You can add extra tabs to display more information about the selected object. All you need to know is which data dictionary view holds the additional detail. To add an extra tab to the table definition to display column comments, create a file called colcomm.xml and add the code in Listing 2.

Code Listing 2: Code for colcomm.xml 

<items>
  <item type="editor" node="TableNode"  vertical="true">
      <title><![CDATA[Column Comments]]></title>
         <query>
             <sql><![CDATA[select * from ALL_COL_COMMENTS 
                      where owner = :OBJECT_OWNER and table_name = :OBJECT_NAME]]>
             </sql>
         </query>
   </item>
</items>

In the same way you added the previous extensions, select Tools -> Preferences , expand the Database node, and select User Defined Extensions . Add the new user-defined extension, but this time the user-defined extension type is EDITOR. Set the location of the colcomm.xml file. Shut down and restart Oracle SQL Developer to register the new extension.

Open a database connection, such as HR, and expand the Tables node.

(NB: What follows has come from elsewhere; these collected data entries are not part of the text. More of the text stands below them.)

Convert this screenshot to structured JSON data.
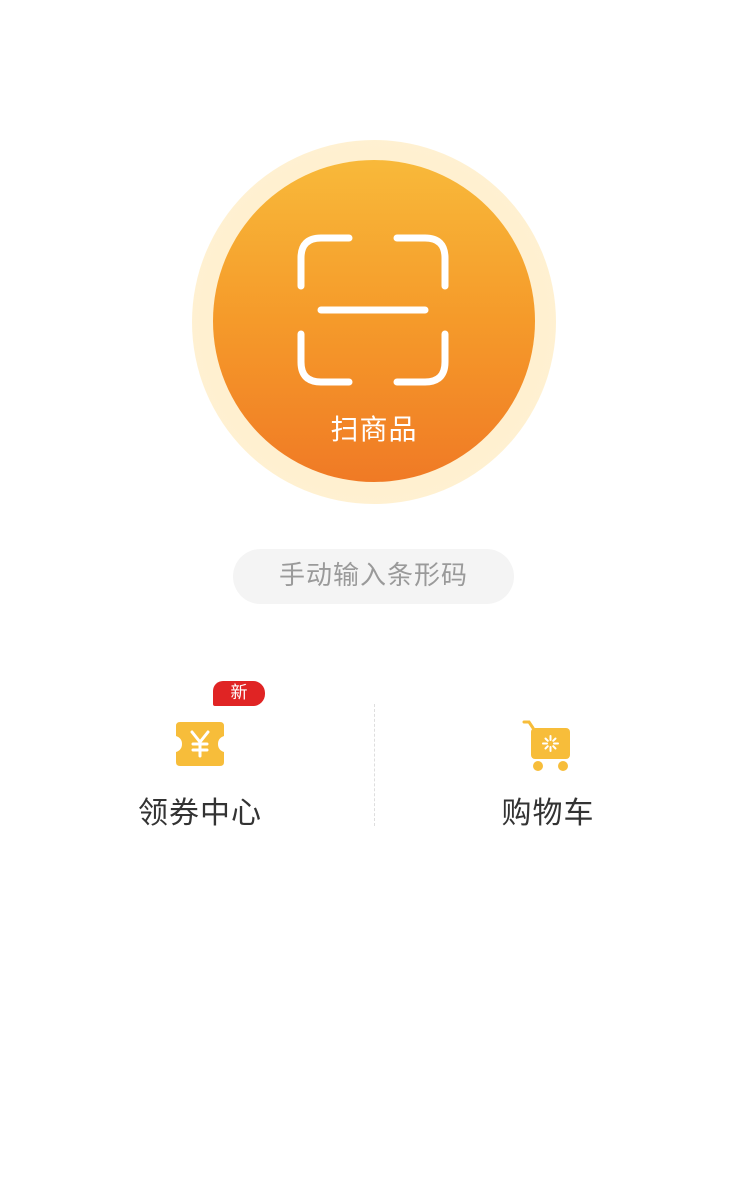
{
  "scan": {
    "label": "扫商品",
    "icon": "scan-frame-icon"
  },
  "manual_input": {
    "label": "手动输入条形码"
  },
  "entries": {
    "coupon": {
      "label": "领券中心",
      "badge": "新",
      "icon": "coupon-ticket-icon"
    },
    "cart": {
      "label": "购物车",
      "icon": "shopping-cart-icon"
    }
  },
  "colors": {
    "scan_gradient_top": "#f8b93a",
    "scan_gradient_bottom": "#f07a25",
    "icon_yellow": "#f7bd3a",
    "badge_red": "#e02424"
  }
}
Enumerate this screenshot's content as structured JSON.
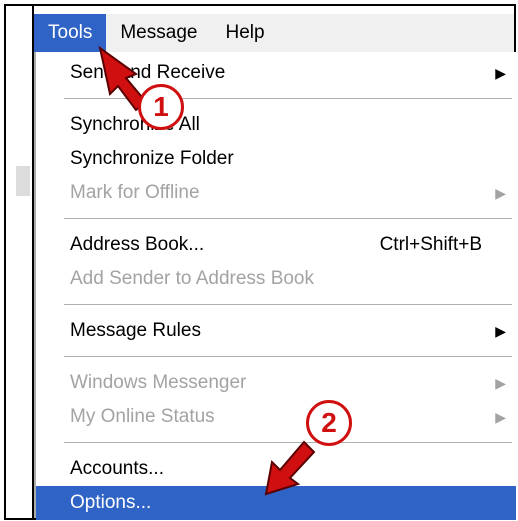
{
  "menubar": {
    "items": [
      {
        "label": "Tools",
        "active": true
      },
      {
        "label": "Message",
        "active": false
      },
      {
        "label": "Help",
        "active": false
      }
    ]
  },
  "menu": {
    "items": [
      {
        "label": "Send and Receive",
        "shortcut": "",
        "submenu": true,
        "disabled": false
      },
      {
        "label": "Synchronize All",
        "shortcut": "",
        "submenu": false,
        "disabled": false
      },
      {
        "label": "Synchronize Folder",
        "shortcut": "",
        "submenu": false,
        "disabled": false
      },
      {
        "label": "Mark for Offline",
        "shortcut": "",
        "submenu": true,
        "disabled": true
      },
      {
        "label": "Address Book...",
        "shortcut": "Ctrl+Shift+B",
        "submenu": false,
        "disabled": false
      },
      {
        "label": "Add Sender to Address Book",
        "shortcut": "",
        "submenu": false,
        "disabled": true
      },
      {
        "label": "Message Rules",
        "shortcut": "",
        "submenu": true,
        "disabled": false
      },
      {
        "label": "Windows Messenger",
        "shortcut": "",
        "submenu": true,
        "disabled": true
      },
      {
        "label": "My Online Status",
        "shortcut": "",
        "submenu": true,
        "disabled": true
      },
      {
        "label": "Accounts...",
        "shortcut": "",
        "submenu": false,
        "disabled": false
      },
      {
        "label": "Options...",
        "shortcut": "",
        "submenu": false,
        "disabled": false,
        "highlighted": true
      }
    ]
  },
  "annotations": {
    "step1": "1",
    "step2": "2",
    "color": "#d01010"
  },
  "colors": {
    "highlight": "#2f64c6",
    "disabled_text": "#a3a3a3"
  },
  "icons": {
    "submenu_arrow": "triangle-right-icon"
  }
}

Select the LOCATIONS table, and select the new Column Comments tab to see the listing of all comments stored.

Conclusion

Oracle SQL Developer can help you export and share reports across your team, add custom context menus, add extra information tabs for displayed objects, and also provide more-complex wizard-driven utilities. You can build Oracle SQL Developer extensions easily, with no code or by using only SQL and simple XML.